Paylaş
An itibarı ile güvenli bölgeye çıkan ve rahat bir nefes alan Adanaspor'un maçı nasıl kazandığını değil de neden bu sezon başarısız olduğunu irdelemek daha mantıklı olur diye düşünüyorum.
Sezon başı şampiyonluğun favorilerinden biri olarak görünen turuncu-beyazlılarda kadrodaki isimlerin kalitesi en çok tartışılan konulardandı. Gelinen bu noktaya rağmen ben mevcut futbolcuların kalitesiz olduğuna inanmıyorum. Şaşıranlar ve "E madem öyle Adanaspor zirveden neden bu kadar uzak?" diyenler olacaktır. Bu duruma başka takımlardan örnekler verelim. 2013 yılına şampiyonluk hedefi ile başlayan Göztepe, Theo Weeks, Halil Akbunar, Ergin Keleş, Herve Tum gibi isimlere sahip olmasına rağmen küme düşmüştü. Aynı şekilde 2016 yılında Karşıyaka, Necati Ateş, Gökhan Ünal ve Engin Baytar ile alt ligin yolunu tutmuştu. Yukarıdaki isimlerin kalitesiz olduğu iddia edilebilir mi? Hiç sanmıyorum.

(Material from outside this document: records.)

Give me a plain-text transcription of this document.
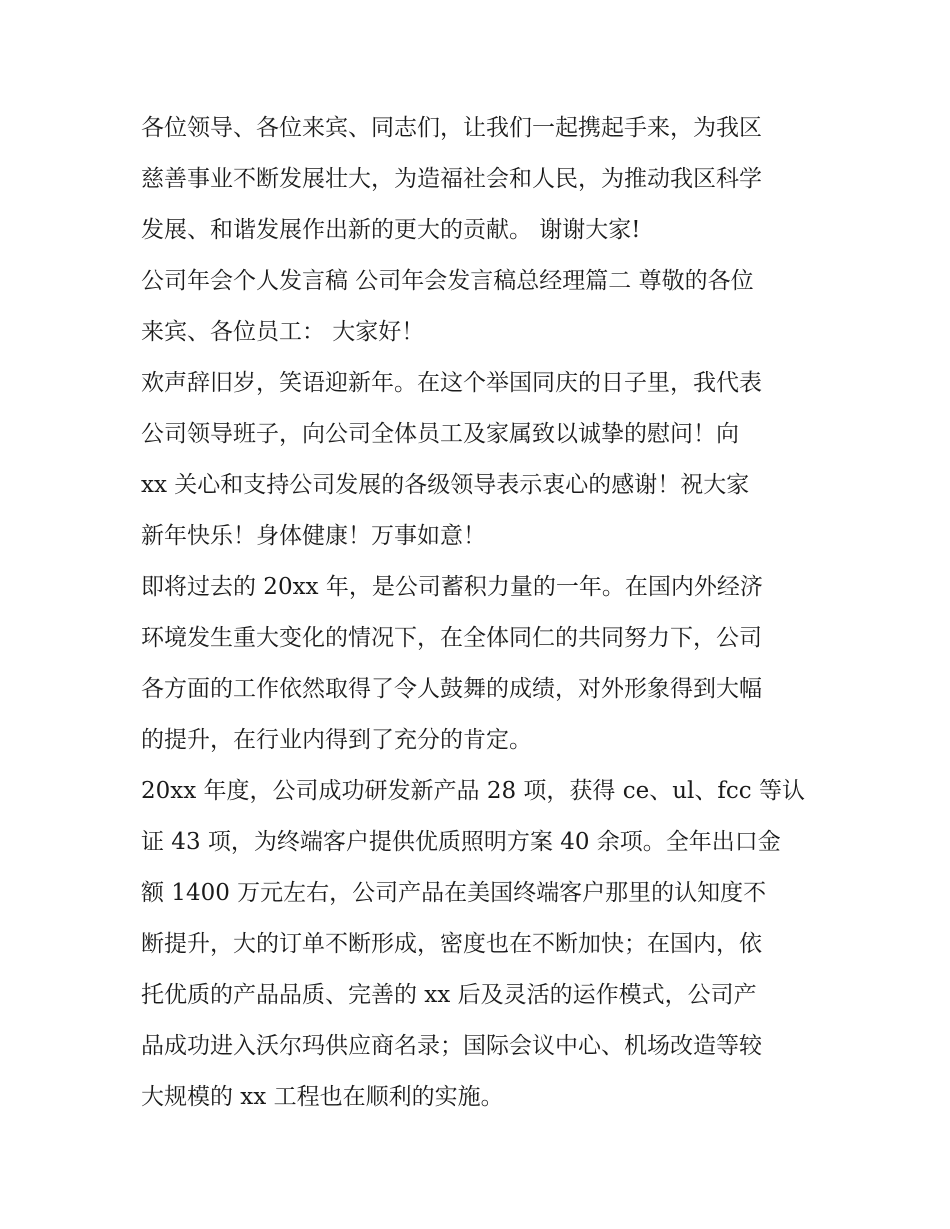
各位领导、各位来宾、同志们，让我们一起携起手来，为我区
慈善事业不断发展壮大，为造福社会和人民，为推动我区科学
发展、和谐发展作出新的更大的贡献。 谢谢大家!
公司年会个人发言稿 公司年会发言稿总经理篇二 尊敬的各位
来宾、各位员工： 大家好！
欢声辞旧岁，笑语迎新年。在这个举国同庆的日子里，我代表
公司领导班子，向公司全体员工及家属致以诚挚的慰问！向
xx 关心和支持公司发展的各级领导表示衷心的感谢！祝大家
新年快乐！身体健康！万事如意！
即将过去的 20xx 年，是公司蓄积力量的一年。在国内外经济
环境发生重大变化的情况下，在全体同仁的共同努力下，公司
各方面的工作依然取得了令人鼓舞的成绩，对外形象得到大幅
的提升，在行业内得到了充分的肯定。
20xx 年度，公司成功研发新产品 28 项，获得 ce、ul、fcc 等认
证 43 项，为终端客户提供优质照明方案 40 余项。全年出口金
额 1400 万元左右，公司产品在美国终端客户那里的认知度不
断提升，大的订单不断形成，密度也在不断加快；在国内，依
托优质的产品品质、完善的 xx 后及灵活的运作模式，公司产
品成功进入沃尔玛供应商名录；国际会议中心、机场改造等较
大规模的 xx 工程也在顺利的实施。
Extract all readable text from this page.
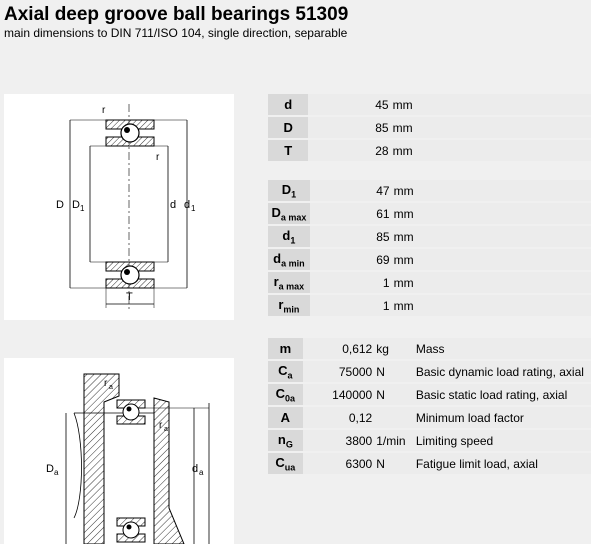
Axial deep groove ball bearings 51309
main dimensions to DIN 711/ISO 104, single direction, separable
D D 1	d d 1
r
r
T
D a	d a
r a
r a
d	45	mm	
D	85	mm	
T	28	mm	
$D_1$	47	mm	
$D_{a max}$	61	mm	
$d_1$	85	mm	
$d_{a min}$	69	mm	
$r_{a max}$	1	mm	
$r_{min}$	1	mm	
m	0,612	kg	Mass
$C_a$	75000	N	Basic dynamic load rating, axial
$C_{0a}$	140000	N	Basic static load rating, axial
A	0,12		Minimum load factor
$n_G$	3800	1/min	Limiting speed
$C_{ua}$	6300	N	Fatigue limit load, axial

Peki problem neydi? Adanaspor yönetimi uzun süredir futbolcuların üç-dört yıl önceki performansına aldanıyor. Örneğin Gökhan Süzen'in hala İstanbul BB forması giyerkenki seviyede olmasını bekleyerek yapıyor bunu. Oğuzhan Aynaoğlu... 2015'te Demirspor'da başarılı bir yıl geçirdi. Sonrasında Rize'de yedek kaldı ve yaklaşık bir sene düzenli futbol oynamadan Adanaspor'a geldi. Haliyle ondan da verim alınamadı. Uche Kalu yaklaşık altı ay futbol oynamadan kadroya dahil oldu. Hala ilk on bire adını yazdırabilmiş değil. Benzer şeyleri Berkan Yıldırım için de söyleyebiliriz. Giresunspor'da ilk yarı kadroya giremeyen sağ bek, Adanaspor'da hazır bir görüntü vermedi.
Seneler öncesindeki iyi performansına bakarak oyuncu almak yalnızca bu sezon yapılan bir iş değil. Geçmişe bakınca Barış Memiş, Bülent Bölükbaşı, Emre Toraman ve daha nice isimler görebilirsiniz. Yani demem o ki sorun oyuncuların kalitesi ile alakalı değil, en verimsiz olduğu dönemlerde takıma dahil edilmesi ile alakalı.
Kadro derinliği oluşturması açısından takıma dahil edilen Uğur, Gökhan Meral ve Alpay'dan bahsetmiyorum bile. Bu isimlerin Spor Toto 1. Lig'de mücadele edebilecek seviyede olmadığını düşünüyorum.
7 yabancı ile sezona başlamak da bir başka hataydı. Dışarıda kalan iki yabancının sürekli değişmesi, bunun beraberinde ilk on birde bir istikrar yakalayamamak, oyunculardan alınabilecek verimi de epey düşürdü.
Kadro bu şekilde kurulunca, alternatifler yetersiz kalınca, önceki sezondan kalan oyuncular eskisi kadar iştahlı görünmeyince ve buna ek olarak bir de teknik direktör seçimlerinde facialara şahit olunca, sezonu iyi bir noktada bitirebilmek umutsuzlukta umut aramaktı. Sezon öncesi takımla çalışan, sezon başlamadan geri gönderilen adı sanı duyulmamış Azerbaycanlı bir antrenör, sonrasında, yine muhtemelen 6-7 yıl önceki hocalığına aldanılarak tercih edilen Kemal Kılıç ile, tıpkı önceki sezonda olduğu gibi, yine berbat bir yaz kamp dönemi geçirildi. Renan ve Magaye'nin bir 2016'daki bir de şimdiki kilolarına bakınca takımın ne kadar kötü antrene edildiği daha net bir şekilde ortaya çıkıyor.
Son olarak taraftar konusu. Bu sezon Adanaspor'un iç saha maçlarında çıt çıkmadı adeta. Bütün köprüleri atan yönetim yeniden taraftarının itici gücünü kazanmak için şu ana kadar bir çaba sarf etmedi. Bu da Adanaspor camiasını şu ana kadar epey gerdi. Bu kaos daha ne kadar büyüyebilir bilinmez. Ancak taraftarsız bir Adanaspor'un düşünülemeyeceği ve bu konunun ciddiye alınması gerektiği aşikar.